Mesmo com seus benefícios, o nine-day fortnight não deve ser visto, segundo Deis, como uma simples escala, mas como um modelo de jornada compactada: o funcionário trabalha mais horas em determinados dias para conquistar a folga extra. Na prática, isso pode representar jornadas mais longas e exigentes.
“Do ponto de vista neurocientífico, é preciso cautela. O cérebro humano tem limite de atenção e energia. Trabalhar mais horas para compensar uma folga pode levar à exaustão, saturação mental e até comprometer a qualidade do trabalho”, afirma a especialista em neurociência.
Por isso, segundo a especialista, o sucesso do modelo depende de uma estrutura que contemple pausas adequadas, momentos de descompressão, ergonomia e gestão cuidadosa das demandas.
Enquanto empresas de pequeno e médio porte em países de língua inglesa já adotam o modelo, no Brasil a realidade é outra. Deis conta que, mesmo entre seus alunos e parceiros corporativos, o nine-day fortnight ainda é uma novidade em fase de observação.
“Ainda estamos discutindo a semana de quatro dias. O nine-day fortnight aparece como uma pauta mais distante, porque nosso mercado de trabalho é muito hierarquizado, tradicional e baseado no controle da presença física”, diz.
A especialista aponta que a resistência empresarial, a rigidez da legislação trabalhista e a falta de políticas públicas voltadas ao bem-estar são entraves para o avanço desse tipo de proposta no país.
Nem todas as áreas conseguirão aplicar esse modelo com facilidade. Indústrias, serviços essenciais, hospitais e transportes enfrentariam desafios operacionais e legais significativos para garantir folgas escalonadas e manter a produtividade. “É preciso pensar em softwares inteligentes, gestão flexível e escalas rotativas para não comprometer o fluxo das operações”, afirma Deis.
Mesmo assim, ela vê espaço para pilotos em áreas administrativas, tecnológicas ou de escritórios, onde há mais flexibilidade e autonomia. “É um modelo que precisa ser testado, adaptado à realidade brasileira e tratado como piloto, com diálogo transparente e monitoramento contínuo”, diz.
Apesar dos desafios, Deis acredita que o nine-day fortnight representa uma tendência de transformação impulsionada pelas novas gerações. “Há um conflito de gerações: enquanto empresas tentam voltar ao presencial, jovens profissionais estão dizendo que não aceitam mais os antigos modelos.

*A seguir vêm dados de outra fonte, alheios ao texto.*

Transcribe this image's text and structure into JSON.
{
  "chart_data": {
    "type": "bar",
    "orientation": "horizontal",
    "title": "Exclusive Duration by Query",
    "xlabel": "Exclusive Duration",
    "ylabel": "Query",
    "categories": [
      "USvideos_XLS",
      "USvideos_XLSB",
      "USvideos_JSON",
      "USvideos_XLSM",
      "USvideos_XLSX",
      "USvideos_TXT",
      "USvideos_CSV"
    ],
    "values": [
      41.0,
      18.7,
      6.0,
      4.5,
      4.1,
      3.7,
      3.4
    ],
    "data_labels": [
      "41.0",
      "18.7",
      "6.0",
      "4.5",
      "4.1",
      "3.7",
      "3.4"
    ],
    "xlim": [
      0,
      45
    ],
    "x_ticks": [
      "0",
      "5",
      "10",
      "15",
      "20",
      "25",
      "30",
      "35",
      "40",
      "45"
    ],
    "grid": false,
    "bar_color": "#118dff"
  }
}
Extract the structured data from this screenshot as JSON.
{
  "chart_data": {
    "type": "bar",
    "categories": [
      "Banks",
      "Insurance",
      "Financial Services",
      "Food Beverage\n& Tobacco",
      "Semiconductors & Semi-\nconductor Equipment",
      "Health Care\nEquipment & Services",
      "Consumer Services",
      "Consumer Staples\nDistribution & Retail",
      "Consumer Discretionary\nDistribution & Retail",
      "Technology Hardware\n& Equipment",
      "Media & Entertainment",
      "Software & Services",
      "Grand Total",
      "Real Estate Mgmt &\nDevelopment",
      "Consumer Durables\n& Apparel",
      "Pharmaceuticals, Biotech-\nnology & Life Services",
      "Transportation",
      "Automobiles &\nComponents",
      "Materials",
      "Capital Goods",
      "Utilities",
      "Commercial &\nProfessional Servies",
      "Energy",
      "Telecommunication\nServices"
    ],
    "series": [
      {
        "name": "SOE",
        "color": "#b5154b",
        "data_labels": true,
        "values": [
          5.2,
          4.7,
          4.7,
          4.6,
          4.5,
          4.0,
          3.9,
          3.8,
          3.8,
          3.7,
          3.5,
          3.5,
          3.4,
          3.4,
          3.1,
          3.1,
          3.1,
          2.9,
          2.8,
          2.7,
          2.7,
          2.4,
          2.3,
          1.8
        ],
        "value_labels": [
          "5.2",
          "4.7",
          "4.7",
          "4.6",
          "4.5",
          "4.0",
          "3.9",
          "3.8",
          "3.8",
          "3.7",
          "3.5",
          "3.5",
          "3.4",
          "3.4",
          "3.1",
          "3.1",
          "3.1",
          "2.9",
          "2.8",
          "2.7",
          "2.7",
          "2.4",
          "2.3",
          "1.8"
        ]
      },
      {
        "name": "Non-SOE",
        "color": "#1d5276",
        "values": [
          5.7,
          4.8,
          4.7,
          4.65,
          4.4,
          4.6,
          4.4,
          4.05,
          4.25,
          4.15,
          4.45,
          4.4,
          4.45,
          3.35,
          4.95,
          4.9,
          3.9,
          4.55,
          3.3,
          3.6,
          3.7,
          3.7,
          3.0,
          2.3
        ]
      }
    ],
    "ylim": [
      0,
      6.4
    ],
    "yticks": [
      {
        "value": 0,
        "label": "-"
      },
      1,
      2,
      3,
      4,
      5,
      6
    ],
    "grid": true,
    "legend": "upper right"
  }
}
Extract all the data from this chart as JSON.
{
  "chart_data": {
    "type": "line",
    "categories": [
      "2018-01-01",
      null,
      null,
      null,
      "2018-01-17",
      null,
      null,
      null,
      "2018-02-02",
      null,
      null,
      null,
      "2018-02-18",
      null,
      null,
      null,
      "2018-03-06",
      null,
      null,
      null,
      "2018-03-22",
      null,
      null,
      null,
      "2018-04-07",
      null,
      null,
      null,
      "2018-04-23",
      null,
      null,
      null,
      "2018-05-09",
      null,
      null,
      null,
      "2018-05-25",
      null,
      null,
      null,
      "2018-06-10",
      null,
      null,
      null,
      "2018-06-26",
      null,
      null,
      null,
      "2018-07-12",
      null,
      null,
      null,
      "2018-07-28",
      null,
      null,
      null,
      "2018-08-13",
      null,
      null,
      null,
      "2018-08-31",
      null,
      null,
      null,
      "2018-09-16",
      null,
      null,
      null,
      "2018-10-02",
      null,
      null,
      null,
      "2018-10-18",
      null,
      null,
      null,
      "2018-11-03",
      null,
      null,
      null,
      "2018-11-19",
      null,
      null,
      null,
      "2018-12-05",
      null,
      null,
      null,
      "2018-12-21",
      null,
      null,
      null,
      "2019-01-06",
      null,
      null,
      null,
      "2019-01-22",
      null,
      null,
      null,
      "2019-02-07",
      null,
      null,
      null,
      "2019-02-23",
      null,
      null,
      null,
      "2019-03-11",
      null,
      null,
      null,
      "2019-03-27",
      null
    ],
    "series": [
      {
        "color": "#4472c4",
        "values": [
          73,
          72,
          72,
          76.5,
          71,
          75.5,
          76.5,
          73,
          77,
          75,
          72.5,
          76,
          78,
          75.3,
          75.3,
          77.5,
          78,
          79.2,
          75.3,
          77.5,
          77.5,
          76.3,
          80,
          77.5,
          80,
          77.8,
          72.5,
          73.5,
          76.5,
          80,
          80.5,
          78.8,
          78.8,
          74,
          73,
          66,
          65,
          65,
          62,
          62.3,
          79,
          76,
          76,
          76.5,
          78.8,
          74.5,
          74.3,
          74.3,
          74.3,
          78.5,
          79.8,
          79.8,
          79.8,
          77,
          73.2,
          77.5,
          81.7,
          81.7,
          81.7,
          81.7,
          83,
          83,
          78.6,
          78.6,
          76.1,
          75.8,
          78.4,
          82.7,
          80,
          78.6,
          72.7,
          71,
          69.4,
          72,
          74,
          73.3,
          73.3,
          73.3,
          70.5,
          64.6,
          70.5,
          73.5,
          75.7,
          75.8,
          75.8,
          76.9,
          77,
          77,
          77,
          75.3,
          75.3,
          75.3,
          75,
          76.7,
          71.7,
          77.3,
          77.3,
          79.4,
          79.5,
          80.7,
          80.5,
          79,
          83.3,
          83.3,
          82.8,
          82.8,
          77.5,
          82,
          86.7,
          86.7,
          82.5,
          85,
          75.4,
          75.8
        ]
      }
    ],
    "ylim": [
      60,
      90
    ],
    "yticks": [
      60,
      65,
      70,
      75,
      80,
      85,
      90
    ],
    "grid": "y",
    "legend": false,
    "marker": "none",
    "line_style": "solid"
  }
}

Eles querem qualidade de vida, equilíbrio e propósito”, afirma.
Aos poucos, esse embate pode abrir brechas para formatos mais flexíveis de trabalho, inclusive no Brasil. “Não se trata de copiar o que é feito lá fora, mas de entender o que pode ser adaptado à nossa cultura. O que está em jogo é o futuro do trabalho — e ele vai exigir novos acordos, mais empatia e escuta ativa dentro das organizações.”